# First full rod



## Fitz (Apr 26, 2013)

Hello, iv been browsing around this site for about a year now and finally decided to make an account and start posting. So be ready. :thumbsup:

I have always been one to get a new rod, cut off the guides and re thread to my liking. But this time im starting from scratch and going through the whole process in building a rod. Im building an 8' king rod for my Mitchell 402. I already have the thread. This is the blank im using http://www.mudhole.com/Rod-Building/Gator-Glass_2/U696L . I was wondering about the grips, reel seat, and guides.
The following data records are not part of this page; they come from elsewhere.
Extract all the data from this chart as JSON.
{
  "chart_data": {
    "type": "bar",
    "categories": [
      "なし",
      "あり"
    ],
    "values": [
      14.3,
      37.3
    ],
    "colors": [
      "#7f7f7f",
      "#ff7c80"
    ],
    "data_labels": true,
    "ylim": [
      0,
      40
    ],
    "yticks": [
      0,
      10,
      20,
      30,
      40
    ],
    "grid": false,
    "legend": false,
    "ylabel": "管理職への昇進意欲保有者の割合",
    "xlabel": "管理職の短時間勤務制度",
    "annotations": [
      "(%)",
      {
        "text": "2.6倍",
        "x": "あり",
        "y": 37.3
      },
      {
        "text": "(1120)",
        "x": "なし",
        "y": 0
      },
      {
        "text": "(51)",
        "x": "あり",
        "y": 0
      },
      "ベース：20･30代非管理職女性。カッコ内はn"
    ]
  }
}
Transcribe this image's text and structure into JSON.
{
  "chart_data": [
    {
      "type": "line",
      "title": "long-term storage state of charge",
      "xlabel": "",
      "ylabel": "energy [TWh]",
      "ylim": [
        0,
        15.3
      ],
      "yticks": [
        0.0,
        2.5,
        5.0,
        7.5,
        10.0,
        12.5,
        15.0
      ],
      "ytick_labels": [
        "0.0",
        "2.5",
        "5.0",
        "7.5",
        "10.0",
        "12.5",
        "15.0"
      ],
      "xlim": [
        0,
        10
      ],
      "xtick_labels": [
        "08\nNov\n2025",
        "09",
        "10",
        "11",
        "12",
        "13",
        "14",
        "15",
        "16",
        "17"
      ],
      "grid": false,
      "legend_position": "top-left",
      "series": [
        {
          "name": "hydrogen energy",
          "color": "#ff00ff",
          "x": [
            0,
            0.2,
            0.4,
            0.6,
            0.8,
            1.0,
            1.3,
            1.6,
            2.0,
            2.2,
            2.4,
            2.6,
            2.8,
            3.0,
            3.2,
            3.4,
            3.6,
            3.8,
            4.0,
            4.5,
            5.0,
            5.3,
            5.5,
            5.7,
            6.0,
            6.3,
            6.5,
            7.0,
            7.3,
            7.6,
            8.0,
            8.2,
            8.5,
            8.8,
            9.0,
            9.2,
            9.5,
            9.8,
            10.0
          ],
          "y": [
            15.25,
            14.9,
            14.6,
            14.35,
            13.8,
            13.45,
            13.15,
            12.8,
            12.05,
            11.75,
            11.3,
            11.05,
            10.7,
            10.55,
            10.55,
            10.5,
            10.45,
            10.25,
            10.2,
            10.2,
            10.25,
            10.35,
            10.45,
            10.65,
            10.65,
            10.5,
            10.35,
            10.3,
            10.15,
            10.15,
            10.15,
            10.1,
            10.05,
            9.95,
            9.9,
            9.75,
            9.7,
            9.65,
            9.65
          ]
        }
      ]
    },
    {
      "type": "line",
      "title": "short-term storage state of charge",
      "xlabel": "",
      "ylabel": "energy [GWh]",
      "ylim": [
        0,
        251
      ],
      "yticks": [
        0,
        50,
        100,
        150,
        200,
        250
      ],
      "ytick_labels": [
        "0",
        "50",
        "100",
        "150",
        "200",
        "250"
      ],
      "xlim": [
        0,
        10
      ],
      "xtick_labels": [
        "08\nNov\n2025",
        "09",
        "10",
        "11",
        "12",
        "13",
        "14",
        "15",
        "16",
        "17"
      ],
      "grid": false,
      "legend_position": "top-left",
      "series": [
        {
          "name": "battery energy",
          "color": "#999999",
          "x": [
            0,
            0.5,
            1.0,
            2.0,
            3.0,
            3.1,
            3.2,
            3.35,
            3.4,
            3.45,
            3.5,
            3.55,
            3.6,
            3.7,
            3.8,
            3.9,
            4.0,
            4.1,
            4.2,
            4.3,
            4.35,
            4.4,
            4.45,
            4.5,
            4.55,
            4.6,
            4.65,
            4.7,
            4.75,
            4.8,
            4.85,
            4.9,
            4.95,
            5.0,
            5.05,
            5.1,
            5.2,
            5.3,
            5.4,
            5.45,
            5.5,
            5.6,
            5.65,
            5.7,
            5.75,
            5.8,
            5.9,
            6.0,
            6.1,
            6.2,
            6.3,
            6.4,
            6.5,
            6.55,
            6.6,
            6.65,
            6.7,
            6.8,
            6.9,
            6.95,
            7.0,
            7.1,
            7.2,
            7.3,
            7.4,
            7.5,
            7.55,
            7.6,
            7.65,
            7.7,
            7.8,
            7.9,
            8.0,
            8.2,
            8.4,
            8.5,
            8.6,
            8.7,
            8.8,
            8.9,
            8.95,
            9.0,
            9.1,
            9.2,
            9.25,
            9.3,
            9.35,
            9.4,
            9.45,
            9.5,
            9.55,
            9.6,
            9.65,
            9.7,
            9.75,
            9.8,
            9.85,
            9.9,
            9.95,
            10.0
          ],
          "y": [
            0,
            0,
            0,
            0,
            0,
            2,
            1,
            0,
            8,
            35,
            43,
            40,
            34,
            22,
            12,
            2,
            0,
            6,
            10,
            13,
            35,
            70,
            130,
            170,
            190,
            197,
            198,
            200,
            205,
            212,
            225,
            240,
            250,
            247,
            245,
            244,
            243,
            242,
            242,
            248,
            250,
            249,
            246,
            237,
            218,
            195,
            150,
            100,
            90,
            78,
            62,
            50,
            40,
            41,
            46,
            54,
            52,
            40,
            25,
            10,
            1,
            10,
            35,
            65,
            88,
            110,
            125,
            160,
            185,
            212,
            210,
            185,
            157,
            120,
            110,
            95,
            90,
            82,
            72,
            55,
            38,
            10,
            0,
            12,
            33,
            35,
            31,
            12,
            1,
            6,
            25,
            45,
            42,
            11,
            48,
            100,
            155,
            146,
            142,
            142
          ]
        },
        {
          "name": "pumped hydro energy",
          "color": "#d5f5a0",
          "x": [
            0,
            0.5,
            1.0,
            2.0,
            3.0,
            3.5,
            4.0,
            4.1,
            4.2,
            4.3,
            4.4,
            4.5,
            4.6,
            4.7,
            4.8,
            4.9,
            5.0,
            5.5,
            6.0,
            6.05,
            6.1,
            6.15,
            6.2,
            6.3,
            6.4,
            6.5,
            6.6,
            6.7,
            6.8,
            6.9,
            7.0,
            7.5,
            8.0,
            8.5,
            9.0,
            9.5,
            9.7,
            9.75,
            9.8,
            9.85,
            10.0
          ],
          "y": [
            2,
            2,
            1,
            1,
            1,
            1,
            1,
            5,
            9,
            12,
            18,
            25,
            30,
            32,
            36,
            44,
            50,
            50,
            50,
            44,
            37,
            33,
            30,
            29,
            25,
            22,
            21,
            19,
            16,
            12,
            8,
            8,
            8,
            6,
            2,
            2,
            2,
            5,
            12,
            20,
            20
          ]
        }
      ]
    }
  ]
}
I want a split cork grip, and was wondering how i know what size cork to get if all i know is the OD of my blank. Or does it not matter, can i just cram the cork down the blank with the help of some lube. Same question with the reel seat. As for the guides im looking to get the typical iron guides used on most king/cobia rods, but i am unsure on the sizes to get because i cant see them in person, seeing as i am ordering off of mudhole. Any help will be greatly appreciated. Thanks!

-Fitz


----------



## BIGRIGZ (Oct 2, 2007)

I'm glad to see you build a rod! good job, I'm sure someone can give you some relative size numbers for the guides...


----------



## D3cept1on (Apr 23, 2010)

you need a reamer for the cork.http://www.mudhole.com/Rod-Building/Reamers-and-Abrasives/Extreme-Reamer i hace this set and it works great


----------



## D3cept1on (Apr 23, 2010)

wheni do 8 foot rods i use 9 guides starting with a 60mm 50mm 40mm 30mm 25mm 20mm 16mm 12mm 10mm. guide spacing in the trick


----------



## Fitz (Apr 26, 2013)

I have my brothers king rod to look at to get an idea about spacing of the guides. He also has a 8 footer. Thank yall so much. Ill check it out.


----------



## timeflies (Oct 3, 2007)

Don't space your guides based on another rod. You are building this rod custom for _you_ right? Try this: Mount the reel on the rod, then tape the guides on. Thread the line through the guides, and tie to a door handle. Put pressure on the rod like you are fighting a fish. As you "reel down", look at how the line interacts with the guides. You want it to barely touch the guide all the way around. If this sounds confusing, it is because it is hard to explain but really easy to demonstrate. Try it and look at them and you will say "ah ha!". adjust the guides up and down until you get out all the "flat spots".


----------



## Fitz (Apr 26, 2013)

That makes total sense. Out of town for another 4 days. Going to order the pieces when i get home. Pictures will be posted when finished. Thanks you two again.


----------